Bangladesh Bank eventually recovered USD 16 million from Kim Wong, a casino junket operator linked to Midas Casino. Wong was arrested, though charges were later dropped. The remaining funds—estimated at USD 65 million—vanished, with investigators believing they were routed through Macau and onward towards North Korea.

Broader Implications

The Bangladesh Bank heist foreshadowed a new era of state-backed cybercrime. In May 2017, the WannaCry ransomware attack crippled systems worldwide, including the UK’s National Health Service, forcing hospitals to cancel operations and emergency services. Investigators later identified technical similarities between WannaCry and the malware used in the Bangladesh Bank attack.

The FBI subsequently named Park Jin-hyok, a North Korean operative, in connection with both incidents, accusing Pyongyang of using cybercrime and cryptocurrencies to bypass international sanctions.

Where Things Stand Today

Bangladesh Bank continues legal efforts to recover the remaining stolen funds and has pursued cases against multiple entities, including RCBC, which denies wrongdoing. Nearly a decade later, the heist remains a cautionary tale—illustrating how a single phishing email, combined with geopolitical ambition and weak oversight, nearly allowed hackers to steal one billion dollars from a sovereign nation.

A Wake-Up Call for Global Banking

The Bangladesh Bank heist was more than an isolated cybercrime; it was a global wake-up call. Never before had hackers come so close to draining nearly one billion US dollars from a central bank through digital means. The incident exposed deep vulnerabilities—not in banking technology itself, but in human behaviour, institutional oversight, and international coordination.

Perhaps the most sobering lesson was how a single phishing email enabled attackers to compromise an entire financial ecosystem. Despite sophisticated systems like SWIFT being technically secure, the weakest link remained human error. The attackers exploited trust, routine, and complacency—factors that no firewall alone can prevent.

Reforms After the Heist

In the aftermath, Bangladesh Bank undertook major reforms. Cybersecurity protocols were tightened, access controls were strengthened, and monitoring systems were upgraded. Crucially, the bank restructured its IT and risk management divisions, acknowledging that cybersecurity was no longer a back-office concern but a core national security issue.

SWIFT also introduced mandatory security controls for its member banks, including:

  • Two-factor authentication
  • Improved transaction monitoring
  • Stronger endpoint protection
  • Regular third-party security audits

Banks worldwide were required to comply with these measures under SWIFT’s Customer Security Programme (CSP).

International Regulatory Gaps

The heist also highlighted regulatory blind spots, particularly in jurisdictions where financial oversight was weaker. The Philippines’ casino sector, at the time unregulated for money laundering, became an unintended accomplice. Following international pressure, Philippine authorities amended laws to bring casinos under anti–money laundering regulations—though critics argue enforcement remains uneven.

This case demonstrated that cybercrime does not respect borders, yet legal systems often remain bound by them. Delays caused by time zones, weekends, and jurisdictional requirements gave the attackers precious hours—if not days—to move stolen funds beyond reach.
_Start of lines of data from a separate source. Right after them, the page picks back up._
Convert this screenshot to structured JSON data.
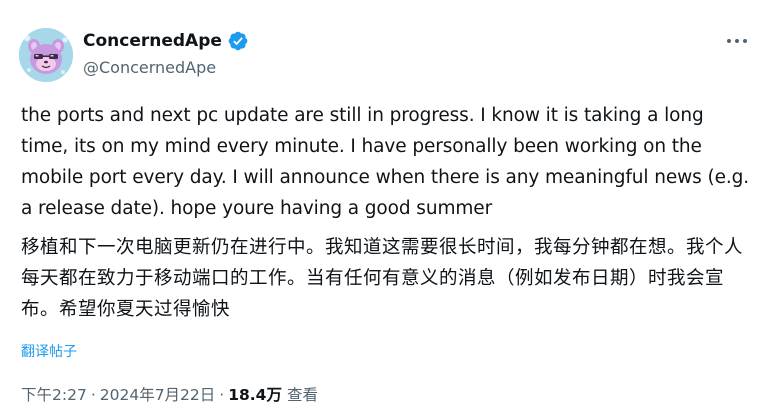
{
  "author": {
    "name": "ConcernedApe",
    "handle": "@ConcernedApe",
    "verified": true
  },
  "post": {
    "text_en": "the ports and next pc update are still in progress. I know it is taking a long time, its on my mind every minute. I have personally been working on the mobile port every day. I will announce when there is any meaningful news (e.g. a release date). hope youre having a good summer",
    "text_zh": "移植和下一次电脑更新仍在进行中。我知道这需要很长时间，我每分钟都在想。我个人每天都在致力于移动端口的工作。当有任何有意义的消息（例如发布日期）时我会宣布。希望你夏天过得愉快",
    "translate_label": "翻译帖子"
  },
  "meta": {
    "time": "下午2:27",
    "separator": "·",
    "date": "2024年7月22日",
    "views": "18.4万",
    "views_label": "查看"
  },
  "colors": {
    "text": "#0f1419",
    "secondary": "#536471",
    "accent": "#1d9bf0"
  },
  "icons": {
    "verified": "verified-badge-icon",
    "more": "more-options-icon"
  }
}
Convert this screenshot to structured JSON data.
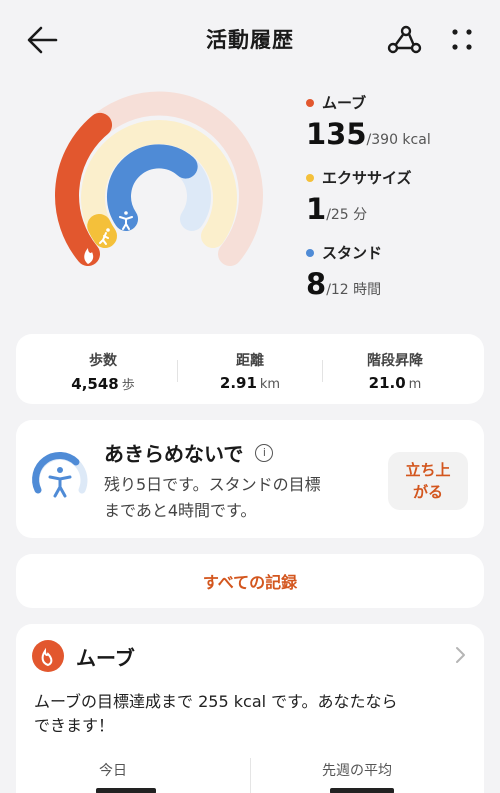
{
  "header": {
    "title": "活動履歴"
  },
  "colors": {
    "move": "#e2572e",
    "exercise": "#f4c03a",
    "stand": "#4f8bd6",
    "accent": "#d3561e"
  },
  "rings": {
    "move_fraction": 0.346,
    "exercise_fraction": 0.04,
    "stand_fraction": 0.667
  },
  "stats": {
    "move": {
      "label": "ムーブ",
      "value": "135",
      "goal": "/390 kcal"
    },
    "exercise": {
      "label": "エクササイズ",
      "value": "1",
      "goal": "/25 分"
    },
    "stand": {
      "label": "スタンド",
      "value": "8",
      "goal": "/12 時間"
    }
  },
  "metrics": [
    {
      "label": "歩数",
      "value": "4,548",
      "unit": "歩"
    },
    {
      "label": "距離",
      "value": "2.91",
      "unit": "km"
    },
    {
      "label": "階段昇降",
      "value": "21.0",
      "unit": "m"
    }
  ],
  "encourage": {
    "title": "あきらめないで",
    "info_icon": "i",
    "line1": "残り5日です。スタンドの目標",
    "line2": "まであと4時間です。",
    "button_line1": "立ち上",
    "button_line2": "がる"
  },
  "all_records": "すべての記録",
  "move_card": {
    "title": "ムーブ",
    "desc_line1": "ムーブの目標達成まで 255 kcal です。あなたなら",
    "desc_line2": "できます！",
    "today_label": "今日",
    "lastweek_label": "先週の平均"
  }
}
The Rise of State-Sponsored Cybercrime

Investigators believe the Lazarus Group’s activities form part of North Korea’s broader strategy to generate foreign currency amid heavy international sanctions. Unlike traditional criminal syndicates, state-backed groups possess long-term funding, geopolitical motivations, and protection from prosecution.
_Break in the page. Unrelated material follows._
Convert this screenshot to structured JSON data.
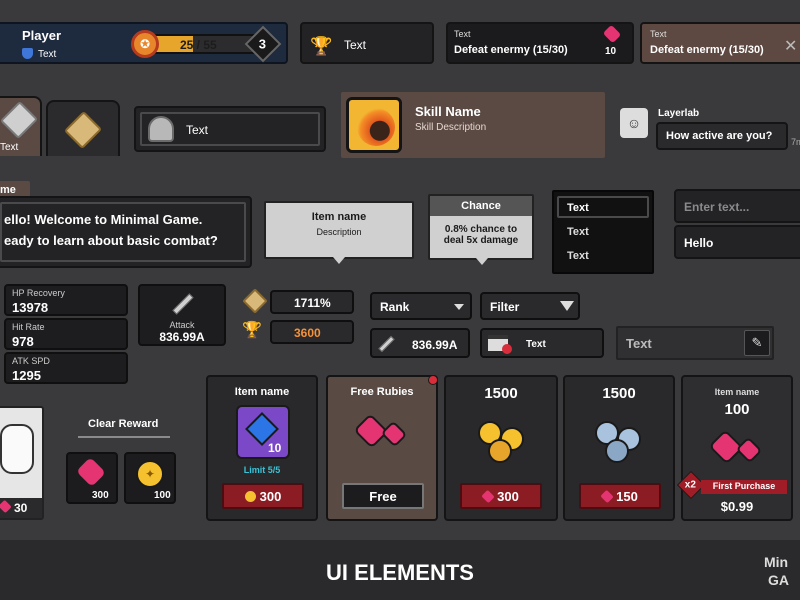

This model of cyber warfare—where financial institutions become battlefields—has since proliferated. Governments now acknowledge that cyberattacks can be as destabilising as conventional military operations, particularly when they target critical infrastructure such as banks, hospitals, and energy grids.

A Lasting Legacy

Nearly a decade later, Bangladesh Bank continues its pursuit of the remaining USD 65 million, while the heist remains a defining case study in cybersecurity, finance, and geopolitics. It reshaped how banks assess risk, how regulators draft policy, and how nations perceive digital threats.